"I heard singing," he said dreamily, "and I climbed a tree and saw--you!
Do you blame me for trying to corroborate a thing like _you?_"
"You thought I was a _real_ one?"
"I thought that I thought I saw a real one."
She looked at him hopefully.
"Tell me, _did_ my singing compel you to swim out here?"
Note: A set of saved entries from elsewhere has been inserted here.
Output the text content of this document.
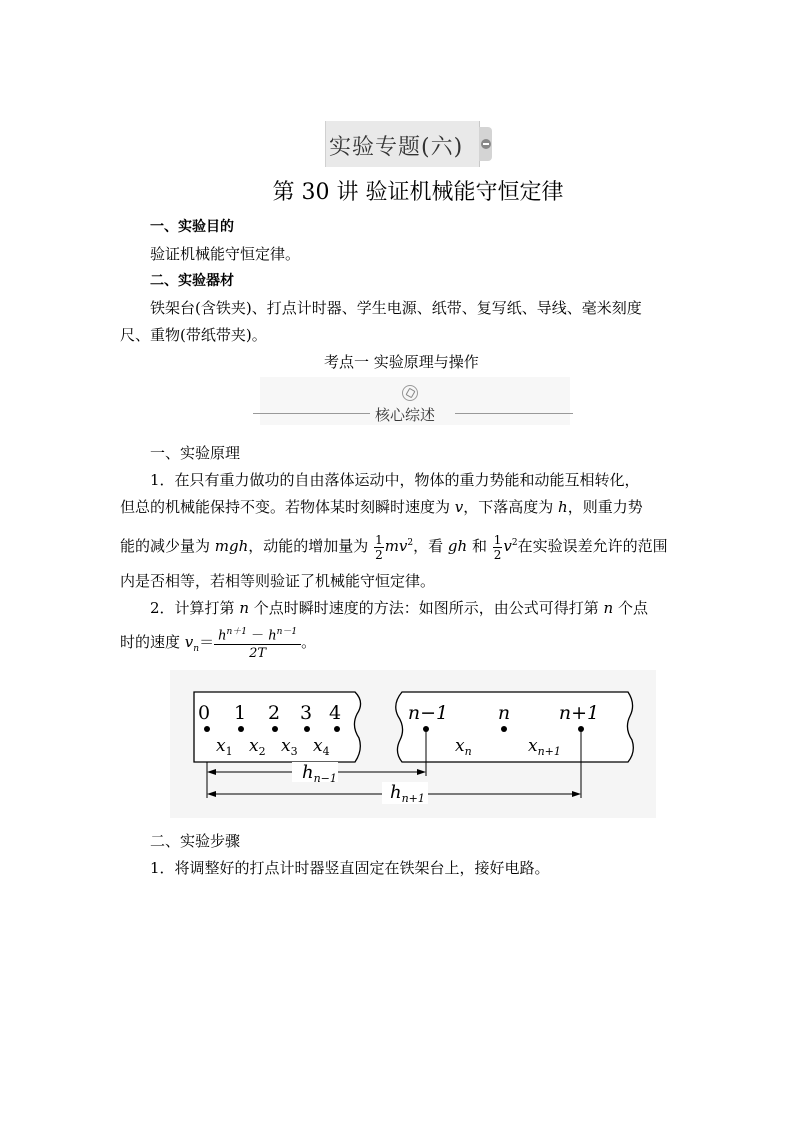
实验专题(六)
第 30 讲 验证机械能守恒定律
一、实验目的
验证机械能守恒定律。
二、实验器材
铁架台(含铁夹)、打点计时器、学生电源、纸带、复写纸、导线、毫米刻度
尺、重物(带纸带夹)。
考点一 实验原理与操作
核心综述
一、实验原理
1．在只有重力做功的自由落体运动中，物体的重力势能和动能互相转化，
但总的机械能保持不变。若物体某时刻瞬时速度为 v，下落高度为 h，则重力势
能的减少量为 mgh，动能的增加量为 $\frac{1}{2} mv^2$，看 gh 和 $\frac{1}{2} v^2$在实验误差允许的范围
内是否相等，若相等则验证了机械能守恒定律。
2．计算打第 n 个点时瞬时速度的方法：如图所示，由公式可得打第 n 个点
时的速度 $v_n= \frac{h^{n+1} - h^{n-1}}{2T}$ 。
0 1 2 3 4
$x_1$ $x_2$ $x_3$ $x_4$
n−1	n	n+1
$x_n$	$x_{n+1}$
$h_{n-1}$
$h_{n+1}$
二、实验步骤
1．将调整好的打点计时器竖直固定在铁架台上，接好电路。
"I don't know what compelled me."
"But--you _were_ compelled?"
"I--it seems so----"
"O-h!" Flushed, excited, laughing, she clasped her hands under her chin
and gazed at him.
"To think," she said softly, "that you believed me to be a real siren,
and that my beauty and my singing actually did lure you to my rock! Isn't
it exciting?"
He looked at her, then turned red:
"Yes, it is," he said.
Hands still clasped together tightly beneath her rounded chin, she
surveyed him with intense interest. He was at a disadvantage; the sleek,
half-drowned appearance which a man has who emerges from a swim does not
exhibit him at his best.
But he had a deeper interest for Flavilla; her melody and loveliness had
actually lured him across the water to the peril of her rocks; this human
being, this man creature, seemed to be, in a sense, hers.
"Please fix your hair," she said, handing him her comb and mirror.
"My hair?"
"Certainly. I want to look at you."
He thought her request rather extraordinary, but he sat up and with the
aid of the mirror, scraped away at his wet hair, parting it in the middle
and combing it deftly into two gay little Mercury wings.